A: The women you're meeting are confused about equality, and have contorted it to start a war with men. So often feminism is used as a cover-up for anger against the other sex, and diminishing men is considered a female prerogative. The women I describe as Fusion Feminists are feminine, soft, gentle and friendly because they are confident of their strengths and capabilities. The FF is a steel fist in a velvet glove. She has no need to compete with men because she has proven her wholeness and self-reliance to herself. In these '90s, women must reach out in friendship to men.

Q: I've been going with my present girlfriend for six months, and recently it seems as if the relationship has taken a wrong turn. Every time I call, she seems distant and determined to crush something she isn't willing to work at -- our love. We hardly ever go out and whenever she does come over, we end up in the DTC bedroom. I really want a relationship stronger than sex, but I don't know what to do to put back the romance into this dying relationship.
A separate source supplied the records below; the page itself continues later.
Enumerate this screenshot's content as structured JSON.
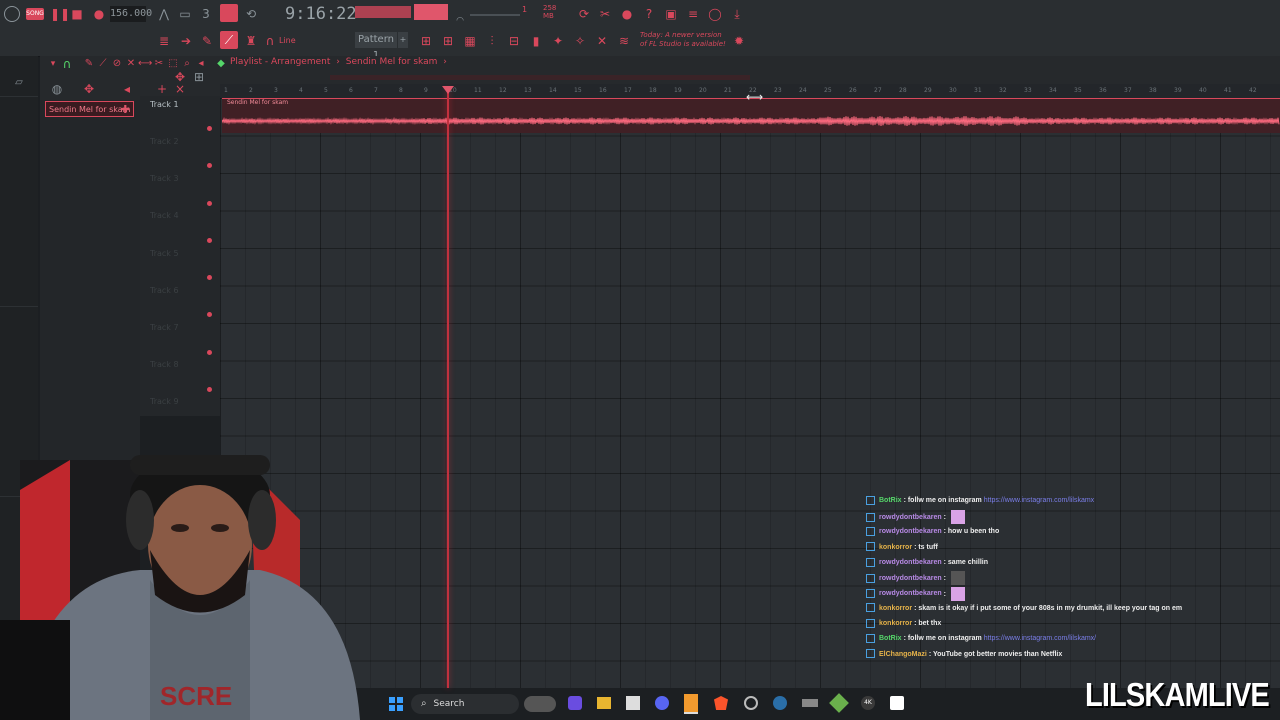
{
  "toolbar": {
    "song_mode": "SONG",
    "tempo": "156.000",
    "time": "9:16:22",
    "ram": "258 MB",
    "ram_sub": "1",
    "pattern": "Pattern 1",
    "snap": "Line",
    "news": "Today: A newer version of FL Studio is available!"
  },
  "playlist": {
    "breadcrumb": [
      "Playlist - Arrangement",
      "Sendin Mel for skam"
    ],
    "pattern_item": "Sendin Mel for skam",
    "tracks": [
      "Track 1",
      "Track 2",
      "Track 3",
      "Track 4",
      "Track 5",
      "Track 6",
      "Track 7",
      "Track 8",
      "Track 9"
    ],
    "clip_label": "Sendin Mel for skam",
    "ruler": [
      "1",
      "2",
      "3",
      "4",
      "5",
      "6",
      "7",
      "8",
      "9",
      "10",
      "11",
      "12",
      "13",
      "14",
      "15",
      "16",
      "17",
      "18",
      "19",
      "20",
      "21",
      "22",
      "23",
      "24",
      "25",
      "26",
      "27",
      "28",
      "29",
      "30",
      "31",
      "32",
      "33",
      "34",
      "35",
      "36",
      "37",
      "38",
      "39",
      "40",
      "41",
      "42"
    ]
  },
  "chat": [
    {
      "user": "BotRix",
      "user_color": "#55d66a",
      "text": "follw me on instagram",
      "link": "https://www.instagram.com/lilskamx"
    },
    {
      "user": "rowdydontbekaren",
      "user_color": "#b88ae6",
      "text": "",
      "emote": true
    },
    {
      "user": "rowdydontbekaren",
      "user_color": "#b88ae6",
      "text": "how u been tho"
    },
    {
      "user": "konkorror",
      "user_color": "#e6b34a",
      "text": "ts tuff"
    },
    {
      "user": "rowdydontbekaren",
      "user_color": "#b88ae6",
      "text": "same chillin"
    },
    {
      "user": "rowdydontbekaren",
      "user_color": "#b88ae6",
      "text": "",
      "emote": true
    },
    {
      "user": "rowdydontbekaren",
      "user_color": "#b88ae6",
      "text": "",
      "emote": true
    },
    {
      "user": "konkorror",
      "user_color": "#e6b34a",
      "text": "skam is it okay if i put some of your 808s in my drumkit, ill keep your tag on em"
    },
    {
      "user": "konkorror",
      "user_color": "#e6b34a",
      "text": "bet thx"
    },
    {
      "user": "BotRix",
      "user_color": "#55d66a",
      "text": "follw me on instagram",
      "link": "https://www.instagram.com/lilskamx/"
    },
    {
      "user": "ElChangoMazi",
      "user_color": "#e6b34a",
      "text": "YouTube got better movies than Netflix"
    }
  ],
  "taskbar": {
    "search": "Search"
  },
  "overlay": {
    "brand": "LILSKAMLIVE"
  }
}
A: It's time for a shake-up. The next time you two are in your place, balk and refuse to have sex with her. Tell her you have a headache (men are allowed to have them, too) and see if that provokes a discussion. Be honest about wanting more from your relationship; it's a risk worth taking. A bit of gender reversal will make some shock waves.

Q: My lady has said more than once that she is insecure about developing close relationships with men. Yet I feel we have something special together if it weren't for the fact that she is seeing another guy. She rarely sees him, though, and I find myself getting closer and closer to her every day.

It is very difficult for me to hold back my true feelings and I know she can sense my uneasiness. I definitely don't intend to do anything to ruin our friendship, but somehow I feel that if I continue this way I may be exposed to a great deal of disappointment. Could I be wasting my time, or could it all be worth it?

A: This is a triangle of pain for everyone involved, and your lady friend senses the dark endings. Your place in it may be a safe haven for your romantic feelings right now, but oh! the pain when you let them show. To be fair to yourself, move away from this time bomb and start meeting women who lead less complicated lives.

Q: I'm not really single; in fact, I'm not even old enough to get married. But I have a problem with relationships. I have never had a boyfriend, and some people call me a prude. I am waiting for something that doesn't exist, at least to my knowledge . . . the Perfect Man.

I have finally met someone really nice, and my friends say I should make the first move. But my question is, what should it be? I am scared of the response and I am really worried about my reputation. Will I scare the guy? And how long should I wait for Mr. Right?

A: Since you've met someone who clicks with you, your waiting may have paid off. And you certainly should reach out and make your move toward him if you are as wise as your friends. You could invite him to a party, or ask him to the movies, or make a picnic lunch and ask him to share it with you. Ask those friends for suggestions and ideas. But it's you who must put them into action.